As obras de alvenaria para fazer o isolamento acústico não funcionaram plenamente, disse Spohr, e o engenheiro Miguel Pedroso, que projetou as intervenções, manteve a postura de não recomendar a instalação de espuma.
Spohr seguiu seu relato contando que Samara estava muito ocupado e, por isso, teria recebido a sugestão de que ele próprio providenciasse a colocação de espuma no palco da Kiss. Inicialmente, usou retalhos velhos que tinha na boate guardados, os quais Pedroso havia mandado arrancar no passado. O réu disse não ter gostado do resultado estético e explicou ter comprado novo composto, que foi instalado por seus funcionários.
Spohr começou o depoimento respondendo a perguntas do juiz Orlando Faccini Neto, presidente do júri. O magistrado esclareceu que ele tinha direito ao silêncio e poderia recusar-se a atender qualquer indagação das partes. De antemão, a defesa de Spohr, conhecido como Kiko, afirmou que ele responderia somente a questionamentos do magistrado e de Jader Marques, seu advogado.
O magistrado questionou se Spohr, antes da tragédia, já tinha visto a Gurizada Fandangueira se apresentar com fogos de artifício. Antes do júri, em entrevistas, o réu havia dito que jamais havia presenciado pirotecnia do conjunto musical. Nos depoimentos de testemunhas, houve manifestações de que era corriqueiro o uso dos fogos pela banda.
No júri, respondeu:
O magistrado permaneceu no tema e Spohr afirmou, por fim, que “não autorizou” o uso de fogos pela Gurizada Fandangueira. Spohr também disse que não conversou com a banda para avisar que a casa havia passado por obras e que a espuma tinha sido colocada. Spohr avaliou que a banda acreditava que “nao pegava fogo”, em referência à pirotecnia.

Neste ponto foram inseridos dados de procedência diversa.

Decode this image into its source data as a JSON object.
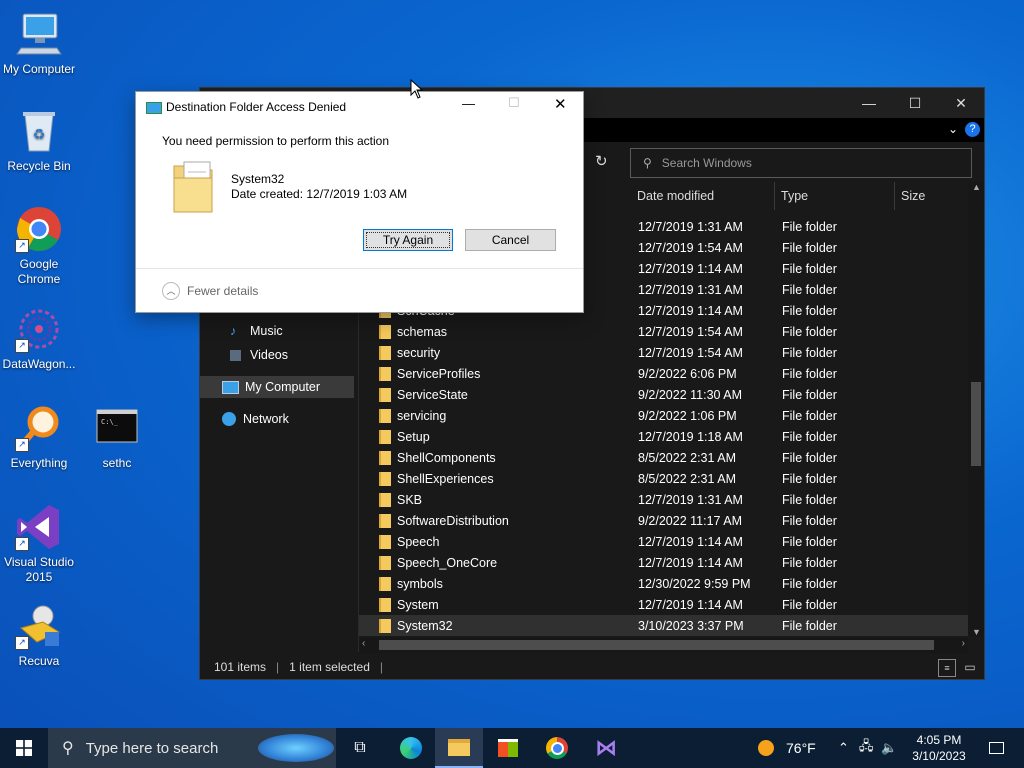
{
  "desktop": {
    "icons": [
      {
        "label": "My Computer"
      },
      {
        "label": "Recycle Bin"
      },
      {
        "label": "Google Chrome"
      },
      {
        "label": "DataWagon..."
      },
      {
        "label": "Everything"
      },
      {
        "label": "sethc"
      },
      {
        "label": "Visual Studio 2015"
      },
      {
        "label": "Recuva"
      }
    ]
  },
  "explorer": {
    "search_placeholder": "Search Windows",
    "columns": {
      "date": "Date modified",
      "type": "Type",
      "size": "Size"
    },
    "nav": [
      {
        "label": "Music",
        "icon": "music-icon"
      },
      {
        "label": "Videos",
        "icon": "videos-icon"
      },
      {
        "label": "My Computer",
        "icon": "computer-icon"
      },
      {
        "label": "Network",
        "icon": "network-icon"
      }
    ],
    "partial_rows": [
      {
        "date": "12/7/2019 1:31 AM",
        "type": "File folder"
      },
      {
        "date": "12/7/2019 1:54 AM",
        "type": "File folder"
      },
      {
        "date": "12/7/2019 1:14 AM",
        "type": "File folder"
      },
      {
        "date": "12/7/2019 1:31 AM",
        "type": "File folder"
      }
    ],
    "rows": [
      {
        "name": "SchCache",
        "date": "12/7/2019 1:14 AM",
        "type": "File folder"
      },
      {
        "name": "schemas",
        "date": "12/7/2019 1:54 AM",
        "type": "File folder"
      },
      {
        "name": "security",
        "date": "12/7/2019 1:54 AM",
        "type": "File folder"
      },
      {
        "name": "ServiceProfiles",
        "date": "9/2/2022 6:06 PM",
        "type": "File folder"
      },
      {
        "name": "ServiceState",
        "date": "9/2/2022 11:30 AM",
        "type": "File folder"
      },
      {
        "name": "servicing",
        "date": "9/2/2022 1:06 PM",
        "type": "File folder"
      },
      {
        "name": "Setup",
        "date": "12/7/2019 1:18 AM",
        "type": "File folder"
      },
      {
        "name": "ShellComponents",
        "date": "8/5/2022 2:31 AM",
        "type": "File folder"
      },
      {
        "name": "ShellExperiences",
        "date": "8/5/2022 2:31 AM",
        "type": "File folder"
      },
      {
        "name": "SKB",
        "date": "12/7/2019 1:31 AM",
        "type": "File folder"
      },
      {
        "name": "SoftwareDistribution",
        "date": "9/2/2022 11:17 AM",
        "type": "File folder"
      },
      {
        "name": "Speech",
        "date": "12/7/2019 1:14 AM",
        "type": "File folder"
      },
      {
        "name": "Speech_OneCore",
        "date": "12/7/2019 1:14 AM",
        "type": "File folder"
      },
      {
        "name": "symbols",
        "date": "12/30/2022 9:59 PM",
        "type": "File folder"
      },
      {
        "name": "System",
        "date": "12/7/2019 1:14 AM",
        "type": "File folder"
      },
      {
        "name": "System32",
        "date": "3/10/2023 3:37 PM",
        "type": "File folder",
        "selected": true
      }
    ],
    "status": {
      "items": "101 items",
      "selected": "1 item selected"
    }
  },
  "dialog": {
    "title": "Destination Folder Access Denied",
    "message": "You need permission to perform this action",
    "folder_name": "System32",
    "date_created": "Date created: 12/7/2019 1:03 AM",
    "try_again": "Try Again",
    "cancel": "Cancel",
    "fewer_details": "Fewer details"
  },
  "taskbar": {
    "search_placeholder": "Type here to search",
    "weather": "76°F",
    "time": "4:05 PM",
    "date": "3/10/2023"
  },
  "colors": {
    "accent": "#0078d7",
    "taskbar": "#0b1e33",
    "folder": "#f4c95d"
  }
}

Kiko, como é conhecido, contou que chegou a discutir com integrantes da banda no presídio, quando foram detidos em 2013, sobre o uso corriqueiro ou não de fogos, cada qual com sua versão. O vocalista Santos e o produtor de palco, Luciano Bonilha Leão, pelas suas defesas, dizem que era usado frequentemente e era de conhecimento geral entre o circuito noturno.
Kiko diz que lidava com um cliente embriagado que causava incômodo na casa naquela noite quando uma pessoa veio ao seu encontro relatando fogo no palco. Ele, que não estava vendo o show da Gurizada Fandangueira, disse ter dado ordem para que as pessoas saíssem e os funcionários, liberassem. Negou o bloqueio de portas para pagamento de comanda, o que foi discutido ao longo do julgamento. Um ex-barman que prestou depoimento disse que, no máximo, esse embarreiramento teria durado de cinco a sete segundos, até que os seguranças percebessem o que estava acontecendo, um sinistro.
Ele contou ter retirado do interior da boate uma de suas funcionárias chamada Kátia — ela prestou depoimento no primeiro dia do júri.
Ele seguiu descrevendo os momentos que sucederam, quando frequentadores da Kiss começaram a se voltar contra ele em meio à tragédia.
— A Vanessa (sobrevivente) veio de braços abertos. Eu pensei que ela vinha me dar um abraço. Mas ela veio me dar um tapa. Alguém disse: "Vamos sair daqui que vão começar a te culpar". Eu não sabia o que fazer. Eu disse que me levassem na delegacia. Eu disse: "Tá pegando fogo na boate" — contor Spohr, caindo em lágrimas.
No início do depoimento, a pedido do magistrado, ele relatou a trajetória da sua vida e disse que acabou entrando no ramo de casas noturnas em desdobramento da sua paixão pela música.